I've never been a particularly talkative person, and in rehearsals I feel even more timid. What can I say to my stand-partner that isn't an apology for not practicing? But this seemed particularly natural: viola scrolls drawing short parabolas back and forth, both of us bouncing slightly in our seats – and together, too, as if it were choreographed. A sudden synchronous sleigh ride, precipitated by major thirds. If I had to point to a moment that convinced me to stay in this orchestra for all four years, it would be this. 

Ian Askew ‘19
The director’s notes for Black Magic began with “We wrote this play for ourselves.”
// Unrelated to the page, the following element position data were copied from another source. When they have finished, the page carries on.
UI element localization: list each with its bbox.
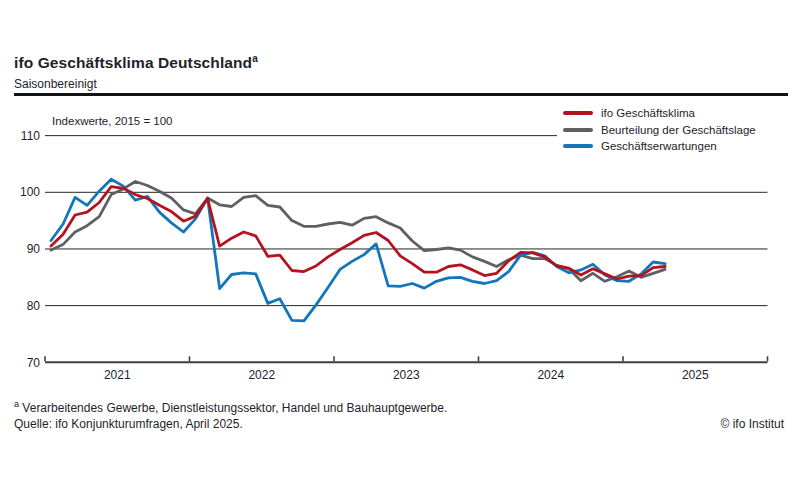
series-line-2 [51,179,665,321]
page-title: ifo Geschäftsklima Deutschlanda [14,53,258,72]
page-subtitle: Saisonbereinigt [14,77,97,91]
x-axis-label-2023: 2023 [393,368,420,382]
y-axis-label-70: 70 [27,356,41,370]
source-note: Quelle: ifo Konjunkturumfragen, April 20… [14,417,243,431]
line-chart-plot-area: 110 100 90 80 70 2021 2022 2023 2024 2025 [0,100,800,400]
footnote-superscript: a [14,399,19,409]
y-axis-label-90: 90 [27,242,41,256]
header-divider-rule [14,93,788,96]
y-axis-label-110: 110 [21,129,40,143]
copyright-note: © ifo Institut [720,417,784,431]
page-title-text: ifo Geschäftsklima Deutschland [14,54,252,71]
x-axis-label-2021: 2021 [104,368,131,382]
chart-footnote: a Verarbeitendes Gewerbe, Dienstleistung… [14,399,447,415]
x-axis-label-2025: 2025 [682,368,709,382]
footnote-text: Verarbeitendes Gewerbe, Dienstleistungss… [22,401,447,415]
y-axis-label-80: 80 [27,299,41,313]
x-axis-label-2024: 2024 [537,368,564,382]
x-axis-label-2022: 2022 [248,368,275,382]
series-line-0 [51,187,665,279]
y-axis-label-100: 100 [20,185,40,199]
ifo-business-climate-chart-page: { "header": { "title": "ifo Geschäftskli… [0,0,800,484]
page-title-superscript: a [252,53,258,64]
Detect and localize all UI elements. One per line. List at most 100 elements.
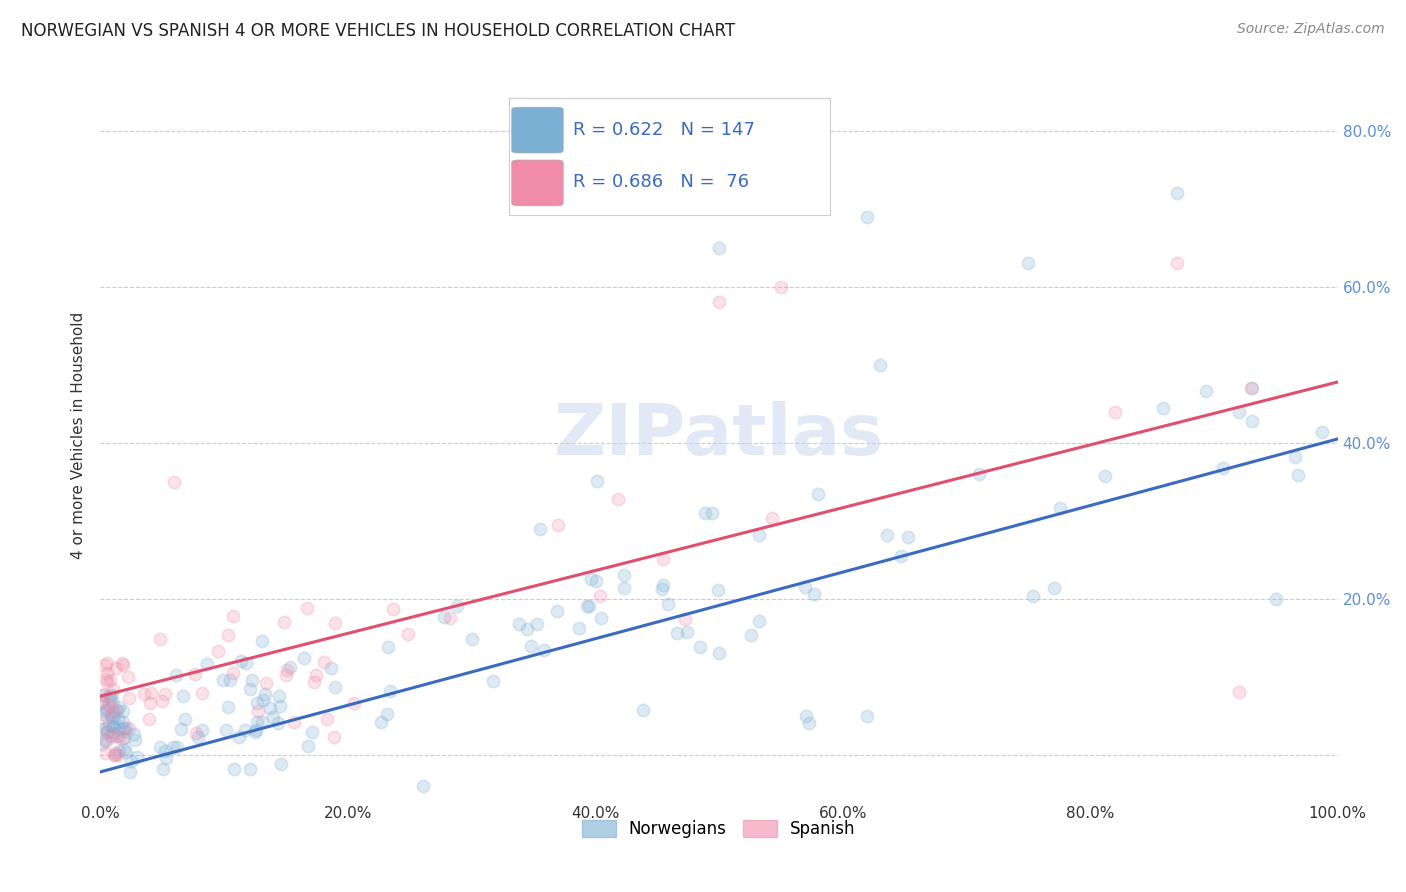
Point [195,657,218,671]
Point [377,640,399,654]
Point [108,729,131,743]
Point [112,742,135,756]
Point [1240,381,1263,395]
Point [673,612,696,626]
Point [243,724,266,739]
Point [91,694,114,708]
Point [276,663,298,677]
Point [607,491,630,506]
Point [693,506,716,520]
Point [578,599,600,613]
Point [101,695,124,709]
Point [1104,404,1126,418]
Point [292,651,315,665]
Point [153,744,176,758]
Point [707,582,730,597]
Point [1212,461,1234,475]
Point [876,527,898,541]
Point [295,601,318,615]
Point [96,674,118,689]
Point [120,754,142,768]
Point [508,617,530,632]
Point [262,710,284,724]
Point [101,688,124,702]
Point [111,657,134,672]
Point [101,730,124,744]
Point [101,725,124,739]
Point [1017,256,1039,270]
Point [212,673,235,687]
Point [748,527,770,541]
Point [98,691,121,706]
Point [90,706,112,721]
Point [301,724,323,739]
Point [103,714,125,729]
Point [187,730,209,744]
Point [1094,469,1116,483]
Point [278,660,301,674]
Point [229,654,252,668]
Point [319,660,342,674]
Point [96,701,118,715]
Point [250,715,273,730]
Point [184,666,207,681]
Point [172,689,194,703]
Point [111,704,134,718]
Point [139,696,162,710]
Point [90,737,112,751]
Point [93,688,115,702]
Point [96,710,118,724]
Point [869,358,891,372]
Point [529,522,551,536]
Point [98,689,121,703]
Point [247,705,270,719]
Point [666,626,689,640]
Point [375,706,398,721]
Point [108,699,131,714]
Point [312,656,335,670]
Point [239,762,262,776]
Point [252,693,274,707]
Point [149,740,172,755]
Point [1153,401,1175,415]
Point [482,673,505,688]
Point [162,740,184,755]
Point [315,712,337,726]
Point [797,716,820,731]
Point [254,687,277,701]
Point [897,530,920,544]
Point [254,676,277,690]
Point [446,599,468,614]
Point [100,673,122,687]
Point [769,280,792,294]
Point [111,722,134,736]
Point [343,696,366,710]
Point [233,723,256,737]
Point [1049,500,1071,515]
Point [115,721,138,735]
Point [96,723,118,738]
Point [103,719,125,733]
Point [105,729,128,743]
Point [586,475,609,489]
Point [568,622,591,636]
Point [651,551,673,566]
Point [546,604,568,618]
Point [633,703,655,717]
Point [579,572,602,586]
Point [1227,685,1250,699]
Point [96,724,118,739]
Point [589,611,612,625]
Point [1284,450,1306,465]
Point [91,696,114,710]
Point [224,762,246,776]
Point [370,714,392,729]
Point [1227,404,1250,418]
Point [163,475,186,489]
Point [460,632,482,647]
Point [90,722,112,736]
Point [152,762,174,776]
Point [101,705,124,719]
Point [856,708,879,723]
Text: NORWEGIAN VS SPANISH 4 OR MORE VEHICLES IN HOUSEHOLD CORRELATION CHART: NORWEGIAN VS SPANISH 4 OR MORE VEHICLES … [21,22,735,40]
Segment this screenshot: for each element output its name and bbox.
When I say Black Magic, I don’t think of a production or a script. I think of people. Like many productions, it started as a small team of scriptwriters, producers and designers. Then we added a cast of 11, nearly doubling the team. Soon we had more and more people helping out. The team, now a community, kept growing.

This is how many productions work, especially on the scale of the Loeb Center mainstage. You simply need all the hands you can get. But there was a growing sense that what we were doing was important and that the black community at Harvard was paying attention. People were checking in. There was buzz. There were expectations. We ended up creating more than we had expected.

Rooms are spaces. Theaters are spaces. But a strong community is a space in itself. I realized this when I saw how many people, especially how many queer black students, came to see Black Magic two or three times. We had created a space that was not just a performance space. It was a space in which people felt a release, an affirmation, a beauty. You didn’t need to have seen the script or touched a drill to be part of the community that was created around Black Magic. If you felt it, you were in it.

Olivia Munk ‘16
The Harvard theater community has been an important aspect of my undergraduate career. Each show has provided me with a chance to work and grow alongside incredible student artists who have taught me so much over the last four years. Each production brings a new sense of community, belonging and further understanding of the medium. My first foray into Harvard theater was my freshman fall, when I was in HRG&SP's The Mikado. This semester, I returned to G&S to direct the 60th anniversary production of H.M.S. Pinafore. 

I made many of my closest friends in the show my freshman fall, and many of them returned to work on the production this spring. Alums who worked on The Mikado came to our Alumni Night show. It was a wonderful feeling to see how much we've all grown together over the past few years. It felt as if my Harvard theater career had come full circle, and I will graduate knowing that I've been supported by a fantastic community that not only encourages personal development while at college, but returns to support undergraduates long past commencement.